L’univers de Sans issue est à la base une création de Joe Hill dans son roman Nosfera2 (sorti chez J’ai lu le 11 novembre 2015). Un univers ici transposé en version comics pour une histoire complète mettant en scène le fameux Charles Manx et sa Wraith…
Christmasland est censé être le nom d’un parc d’attractions tel qu’en rêvent les enfants : joie et bonheur partout, manèges et bonbons à gogo. Mais tout le monde n’a pas les mêmes rêves et ceux qui se forment dans l’esprit de Charles Manx depuis bien trop longtemps ne pourront plaire qu’à lui vu ce qu’il y fait subir à ses invités.
Pour autant, on n’est pas là face à un “méchant” ordinaire : il a un sens de la justice très développé quoiqu’un peu excessif. Il ne ferait pas de mal à un enfant et gare à celui ou celle qui croisera son chemin avec un passif un peu chargé avec la jeunesse : même l’enfer lui paraîtra doux par rapport à ce que Manx lui réserve.
Les enfants sont ses protégés mais oubliez tout de suite l’innocence et la candeur du jeune âge : les bambins de l’univers onirique de Manx ont la fâcheuse habitude d’aimer jouer avec des objets tranchants, surtout si c’est pour l’enfoncer dans le corps d’adultes peu recommandables. Ainsi, les prisonniers qui se retrouvent presque par hasard dans la Rolls Royce Wraith bien aimée de l’imaginatif chauffeur risquent de rapidement regretter les murs froids de leur cellule et la légendaire convivialité de leurs compagnons de fortune. Leur survie est des plus incertaine et même la fuite semble impossible dans un univers fantasmé par un tel esprit démoniaque adepte des punitions expéditives.
Il faut dire que Manx n’a pas eu la vie facile et que très jeune, il a dû faire face à l’horreur. Le sang et le meurtre ont vite fait leur apparition dans son existence et même s’il semblait avoir réussi à remonter la pente et trouver une certaine stabilité en tant qu’adulte, la mesquinerie et la médiocrité de ses congénères humains ont eu tôt fait de le plonger dans une spirale sans retour possible vers la réalité.

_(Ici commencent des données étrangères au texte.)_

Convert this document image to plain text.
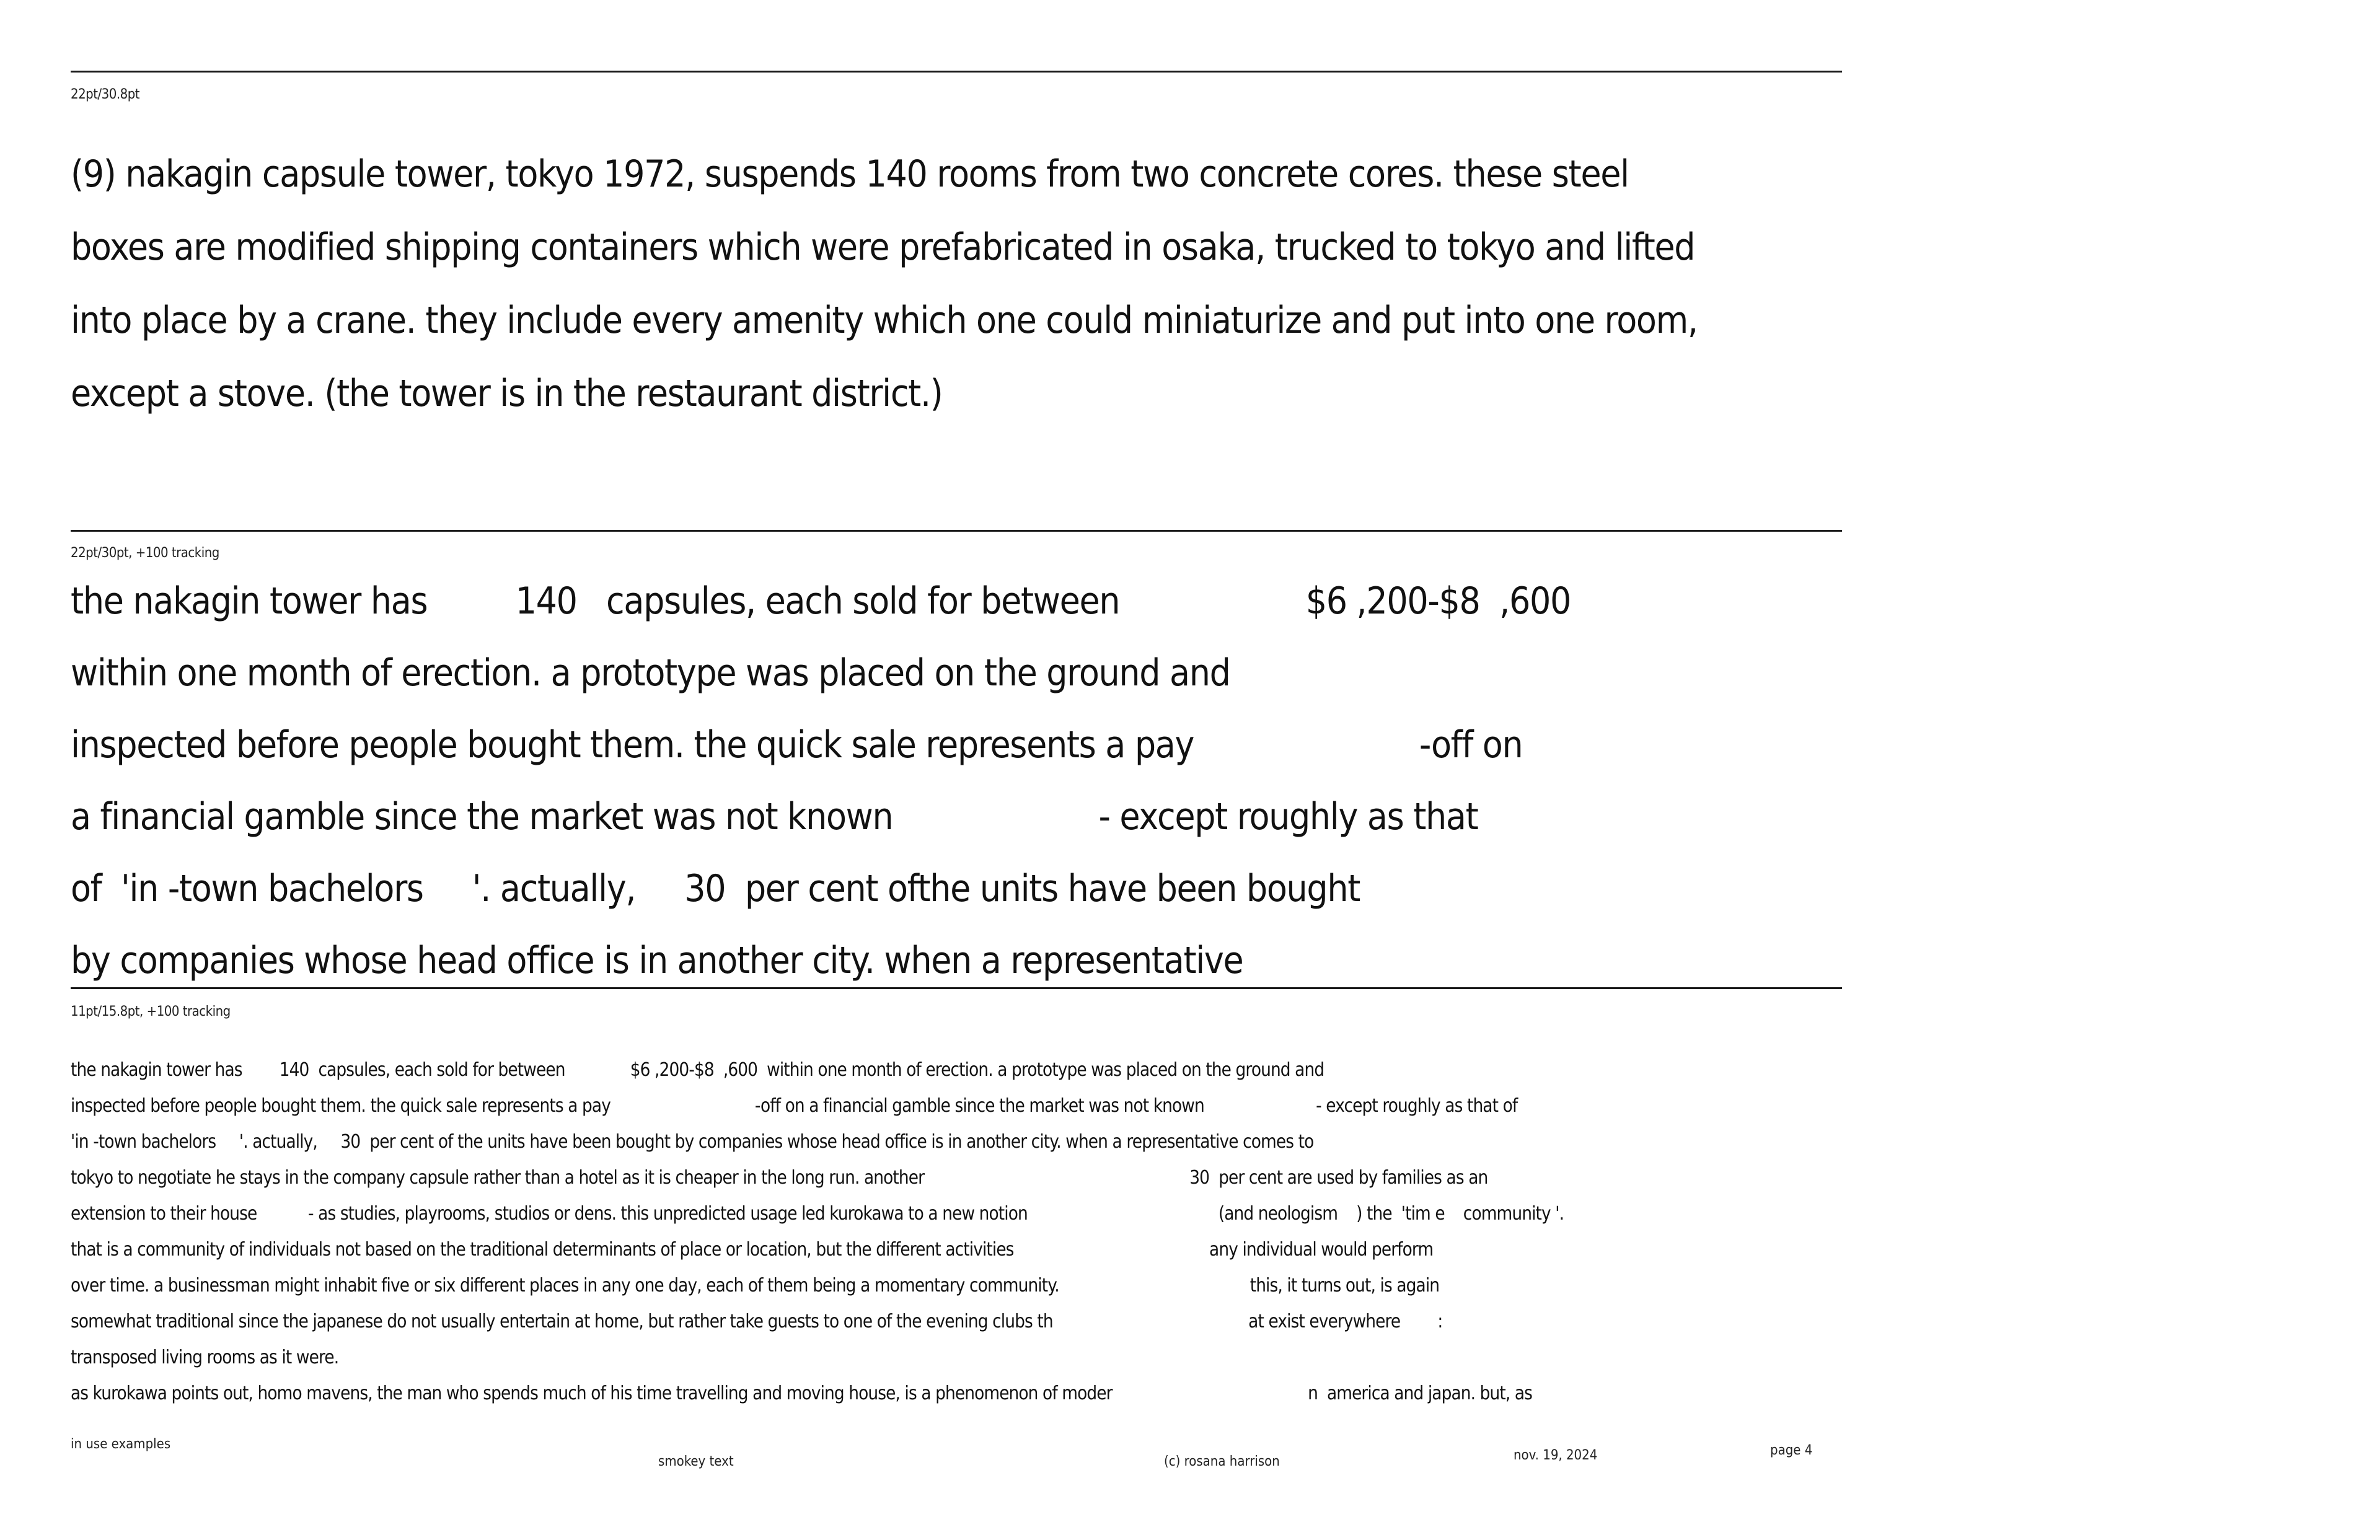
22pt/30.8pt
(9) nakagin capsule tower, tokyo 1972, suspends 140 rooms from two concrete cores. these steel
boxes are modified shipping containers which were prefabricated in osaka, trucked to tokyo and lifted
into place by a crane. they include every amenity which one could miniaturize and put into one room,
except a stove. (the tower is in the restaurant district.)
22pt/30pt, +100 tracking
the nakagin tower has         140   capsules, each sold for between                   $6 ,200-$8  ,600
within one month of erection. a prototype was placed on the ground and
inspected before people bought them. the quick sale represents a pay                       -off on
a financial gamble since the market was not known                     - except roughly as that
of  'in -town bachelors     '. actually,     30  per cent ofthe units have been bought
by companies whose head office is in another city. when a representative
11pt/15.8pt, +100 tracking
the nakagin tower has        140  capsules, each sold for between              $6 ,200-$8  ,600  within one month of erection. a prototype was placed on the ground and
inspected before people bought them. the quick sale represents a pay                               -off on a financial gamble since the market was not known                        - except roughly as that of
'in -town bachelors     '. actually,     30  per cent of the units have been bought by companies whose head office is in another city. when a representative comes to
tokyo to negotiate he stays in the company capsule rather than a hotel as it is cheaper in the long run. another                                                         30  per cent are used by families as an
extension to their house           - as studies, playrooms, studios or dens. this unpredicted usage led kurokawa to a new notion                                         (and neologism    ) the  'tim e    community '.
that is a community of individuals not based on the traditional determinants of place or location, but the different activities                                          any individual would perform
over time. a businessman might inhabit five or six different places in any one day, each of them being a momentary community.                                         this, it turns out, is again
somewhat traditional since the japanese do not usually entertain at home, but rather take guests to one of the evening clubs th                                          at exist everywhere        :
transposed living rooms as it were.
as kurokawa points out, homo mavens, the man who spends much of his time travelling and moving house, is a phenomenon of moder                                          n  america and japan. but, as
in use examples
smokey text	(c) rosana harrison	nov. 19, 2024	page 4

Sans issue porte bien son nom. Une fois malheureusement arrivé à Christmasland, vous n’avez à peu près aucune chance de pouvoir en sortir. Le sang coule à flot et le dessinateur Charles Paul Wilson III n’a pas son pareil pour faire ressentir la douleur et la folie qui s’infiltrent petit à petit et ressortent par bouffés délirantes lors des courses poursuites des personnages face à une horde de gamins armés jusqu’aux dents… Dents qu’ils ont très aiguisés qui plus est.

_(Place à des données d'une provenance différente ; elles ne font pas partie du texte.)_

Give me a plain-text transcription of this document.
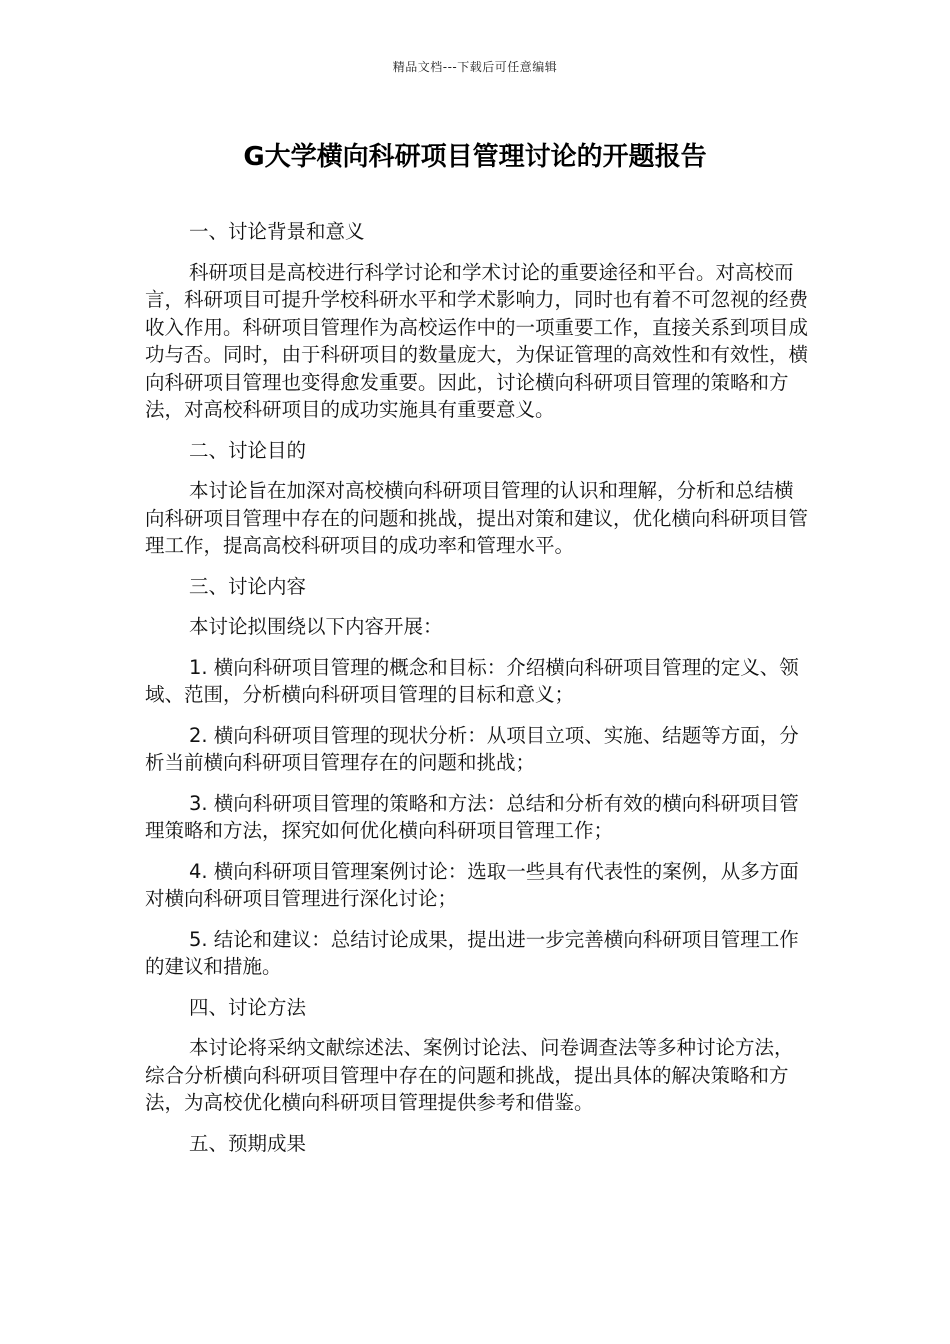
精品文档---下载后可任意编辑
G大学横向科研项目管理讨论的开题报告

一、讨论背景和意义

科研项目是高校进行科学讨论和学术讨论的重要途径和平台。对高校而言，科研项目可提升学校科研水平和学术影响力，同时也有着不可忽视的经费收入作用。科研项目管理作为高校运作中的一项重要工作，直接关系到项目成功与否。同时，由于科研项目的数量庞大，为保证管理的高效性和有效性，横向科研项目管理也变得愈发重要。因此，讨论横向科研项目管理的策略和方法，对高校科研项目的成功实施具有重要意义。

二、讨论目的

本讨论旨在加深对高校横向科研项目管理的认识和理解，分析和总结横向科研项目管理中存在的问题和挑战，提出对策和建议，优化横向科研项目管理工作，提高高校科研项目的成功率和管理水平。

三、讨论内容

本讨论拟围绕以下内容开展：

1. 横向科研项目管理的概念和目标：介绍横向科研项目管理的定义、领域、范围，分析横向科研项目管理的目标和意义；

2. 横向科研项目管理的现状分析：从项目立项、实施、结题等方面，分析当前横向科研项目管理存在的问题和挑战；

3. 横向科研项目管理的策略和方法：总结和分析有效的横向科研项目管理策略和方法，探究如何优化横向科研项目管理工作；

4. 横向科研项目管理案例讨论：选取一些具有代表性的案例，从多方面对横向科研项目管理进行深化讨论；

5. 结论和建议：总结讨论成果，提出进一步完善横向科研项目管理工作的建议和措施。

四、讨论方法

本讨论将采纳文献综述法、案例讨论法、问卷调查法等多种讨论方法，综合分析横向科研项目管理中存在的问题和挑战，提出具体的解决策略和方法，为高校优化横向科研项目管理提供参考和借鉴。

五、预期成果
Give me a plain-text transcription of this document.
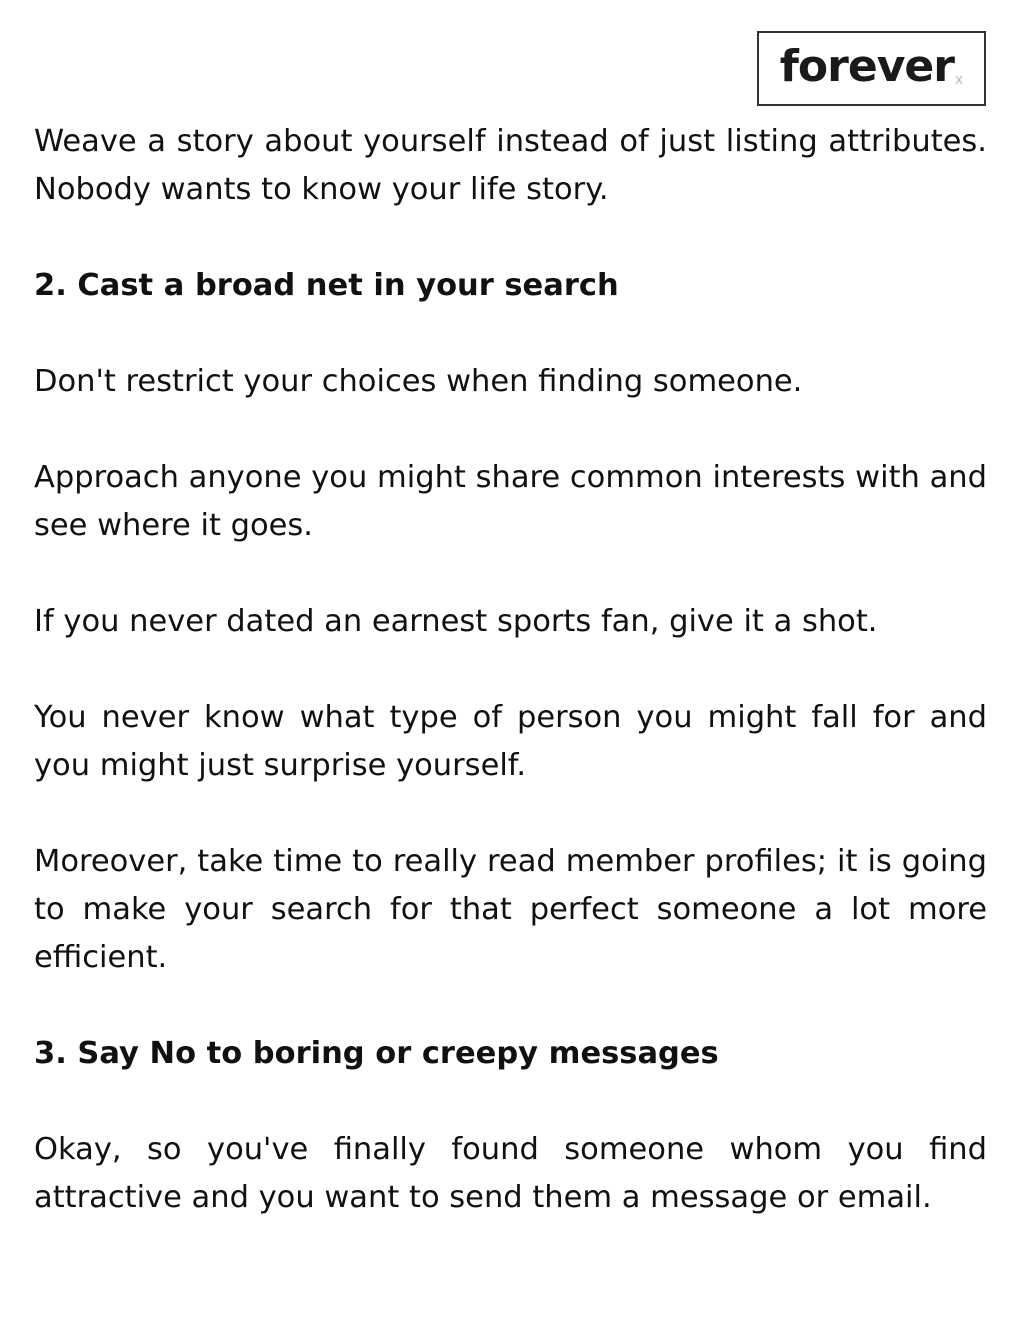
forever x

Weave a story about yourself instead of just listing attributes. Nobody wants to know your life story.

2. Cast a broad net in your search

Don't restrict your choices when finding someone.

Approach anyone you might share common interests with and see where it goes.

If you never dated an earnest sports fan, give it a shot.

You never know what type of person you might fall for and you might just surprise yourself.

Moreover, take time to really read member profiles; it is going to make your search for that perfect someone a lot more efficient.

3. Say No to boring or creepy messages

Okay, so you've finally found someone whom you find attractive and you want to send them a message or email.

Bref, Christmasland est au parc d’attractions ce que Chucky est à la poupée : un cauchemar né de la rencontre de l’enfance et de l’horreur, de l’innocence et de la pourriture humaine. Car les monstres ne sont pas forcément ceux qu’on croit : tout ce qui sort de l’esprit dérangé de Manx n’est que le fruit pourri de l’humanité, dans tout ce qu’elle a de violent, de mauvais, de malsain, de perverti et de sombre. Christmasland n’existerait pas si l’humain ne se laissait pas si facilement emporter par ses faiblesses et ses démons en se fichant royalement des conséquences de ses actes.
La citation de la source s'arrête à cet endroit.